- 60
Arthur Hacker, R.A. 1858-1919
Description
- Arthur Hacker, R.A.
- a morning walk
- signed and dated l.l.: Arthur Hacker 1902; further signed and inscribed with the title on the reverse
- oil on canvas
Provenance
Private collection
Condition
"In response to your inquiry, we are pleased to provide you with a general report of the condition of the property described above. Since we are not professional conservators or restorers, we urge you to consult with a restorer or conservator of your choice who will be better able to provide a detailed, professional report. Prospective buyers should inspect each lot to satisfy themselves as to condition and must understand that any statement made by Sotheby's is merely a subjective, qualified opinion. Prospective buyers should also refer to any Important Notices regarding this sale, which are printed in the Sale Catalogue.
NOTWITHSTANDING THIS REPORT OR ANY DISCUSSIONS CONCERNING A LOT, ALL LOTS ARE OFFERED AND SOLD AS IS" IN ACCORDANCE WITH THE CONDITIONS OF BUSINESS PRINTED IN THE SALE CATALOGUE."
Catalogue Note
Arthur Hacker was perhaps the most versatile of late Victorian artists and his regular and popular exhibits at the Royal Academy and New Gallery include paintings of contemporary drama, mythological and Biblical narrative, landscapes and still lifes. He also established a lucrative portrait painting practice in the early twentieth century, among his sitters being the artists Frank Short, Onslow Ford, William Goscombe John and Ernest Newton. As the son of a line engraver it is perhaps surprising that he did not undertake many commissions for book illustration and devoted his artistic output to oil paintings, often on a large scale. He entered the Royal Academy Schools in 1876 and graduated in 1880 whereupon he travelled to Paris and trained in the atelier of Léon Bonnat. One of his fellow pupils was Stanhope Forbes and like Forbes Hacker was much influenced by French art. His painting of French peasant life Her Daughter's Legacy attracted much attention at the Royal Academy in 1881. In 1886 Hacker helped to found the progressive New English Art Club, an association which appears rather contrary to the academic ideals expressed in the picture he exhibited at the Academy a year later, Pelagia and Philammon (Walker Art Gallery, Liverpool). Other pictures in a similar High Victorian vein include, The Temptation of Sir Percival of 1894 (Leeds City Art Gallery), The Cloister of the World of 1897 (Cartwright Hall Art Gallery and Museum), And There was a Great Cry in Egypt of 1897 (private collection). These paintings made Hacker famous and popular in the 1890s but as the taste for grand subject pictures began to wain in the twentieth century, he concentrated upon portraiture and modern genre subjects.

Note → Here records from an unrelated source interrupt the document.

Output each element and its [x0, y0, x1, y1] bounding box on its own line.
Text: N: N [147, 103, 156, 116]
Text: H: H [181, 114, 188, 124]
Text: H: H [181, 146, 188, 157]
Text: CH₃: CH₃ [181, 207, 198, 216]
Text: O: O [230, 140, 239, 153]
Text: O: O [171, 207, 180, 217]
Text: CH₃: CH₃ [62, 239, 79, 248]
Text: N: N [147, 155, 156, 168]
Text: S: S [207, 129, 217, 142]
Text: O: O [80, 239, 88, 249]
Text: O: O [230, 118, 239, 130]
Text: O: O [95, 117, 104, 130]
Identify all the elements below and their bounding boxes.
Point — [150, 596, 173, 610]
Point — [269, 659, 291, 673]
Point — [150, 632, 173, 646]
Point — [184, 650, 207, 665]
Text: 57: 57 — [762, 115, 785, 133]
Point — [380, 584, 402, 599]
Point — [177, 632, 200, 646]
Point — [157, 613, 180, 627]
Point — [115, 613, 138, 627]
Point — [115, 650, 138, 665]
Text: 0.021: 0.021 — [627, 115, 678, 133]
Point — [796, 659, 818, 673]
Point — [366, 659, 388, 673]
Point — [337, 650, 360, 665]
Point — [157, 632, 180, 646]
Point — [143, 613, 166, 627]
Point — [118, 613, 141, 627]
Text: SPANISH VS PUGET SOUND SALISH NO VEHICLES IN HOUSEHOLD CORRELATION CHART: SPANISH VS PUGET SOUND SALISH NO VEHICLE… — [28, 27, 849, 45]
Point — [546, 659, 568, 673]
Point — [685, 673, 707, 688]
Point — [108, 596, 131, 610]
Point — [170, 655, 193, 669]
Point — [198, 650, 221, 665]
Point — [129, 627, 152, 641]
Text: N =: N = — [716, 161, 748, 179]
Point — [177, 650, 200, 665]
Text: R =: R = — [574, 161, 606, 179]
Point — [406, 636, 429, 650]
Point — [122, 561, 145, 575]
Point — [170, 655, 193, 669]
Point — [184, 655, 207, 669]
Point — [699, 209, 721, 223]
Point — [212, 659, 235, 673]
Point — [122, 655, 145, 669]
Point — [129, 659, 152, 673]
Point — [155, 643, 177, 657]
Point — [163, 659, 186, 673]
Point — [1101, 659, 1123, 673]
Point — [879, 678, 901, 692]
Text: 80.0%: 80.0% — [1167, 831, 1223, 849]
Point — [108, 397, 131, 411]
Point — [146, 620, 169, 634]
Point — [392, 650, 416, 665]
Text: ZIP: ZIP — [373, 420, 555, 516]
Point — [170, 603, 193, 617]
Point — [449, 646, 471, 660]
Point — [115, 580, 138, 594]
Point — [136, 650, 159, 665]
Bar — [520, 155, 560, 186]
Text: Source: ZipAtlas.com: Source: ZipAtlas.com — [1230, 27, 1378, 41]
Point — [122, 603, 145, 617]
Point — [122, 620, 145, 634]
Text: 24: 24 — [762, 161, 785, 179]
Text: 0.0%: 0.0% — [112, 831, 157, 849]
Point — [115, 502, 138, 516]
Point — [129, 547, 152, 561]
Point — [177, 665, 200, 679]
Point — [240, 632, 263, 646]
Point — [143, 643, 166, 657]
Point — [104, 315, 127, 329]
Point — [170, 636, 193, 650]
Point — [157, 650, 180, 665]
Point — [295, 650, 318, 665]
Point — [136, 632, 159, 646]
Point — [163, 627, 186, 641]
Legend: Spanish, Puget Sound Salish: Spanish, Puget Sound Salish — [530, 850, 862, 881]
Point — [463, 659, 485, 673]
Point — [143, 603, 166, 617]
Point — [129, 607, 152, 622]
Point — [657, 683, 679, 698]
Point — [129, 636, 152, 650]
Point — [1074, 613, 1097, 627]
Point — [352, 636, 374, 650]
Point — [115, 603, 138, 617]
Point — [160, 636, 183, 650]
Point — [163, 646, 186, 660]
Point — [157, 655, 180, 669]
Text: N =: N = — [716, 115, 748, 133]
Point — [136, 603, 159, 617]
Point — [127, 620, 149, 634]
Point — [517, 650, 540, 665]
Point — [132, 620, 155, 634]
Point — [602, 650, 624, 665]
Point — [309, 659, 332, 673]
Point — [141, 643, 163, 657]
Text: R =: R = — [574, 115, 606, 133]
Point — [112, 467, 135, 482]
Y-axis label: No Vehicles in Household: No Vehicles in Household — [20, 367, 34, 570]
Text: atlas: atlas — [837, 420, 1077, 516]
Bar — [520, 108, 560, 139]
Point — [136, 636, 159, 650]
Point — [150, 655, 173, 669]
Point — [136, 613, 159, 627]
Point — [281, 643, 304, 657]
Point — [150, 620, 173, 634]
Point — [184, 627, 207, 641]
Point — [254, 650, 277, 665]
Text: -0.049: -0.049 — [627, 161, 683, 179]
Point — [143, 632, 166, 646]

The present picture was painted in the same year as In Jeopardy (sold in these rooms, 8 June 1993, lot 63) which was exhibited at the New Gallery Summer Exhibition of 1902. In Jeopardy probably depicts the same model on a river bank radiant with yellow flowering marsh blooms, vainly attempting to retrieve her doomed parasol before it sinks into the murky depths. Hacker had a particular fondness for painting women walking through meadows in springtime, the best-known being The Drone exhibited at the Royal Academy in 1899. A similar subject and colouring can be found in Imprisoned Spring of 1911 (sold in these rooms 19 March 2003, lot 279) in which a young girl is gazing longingly out of a window to a sunlit garden.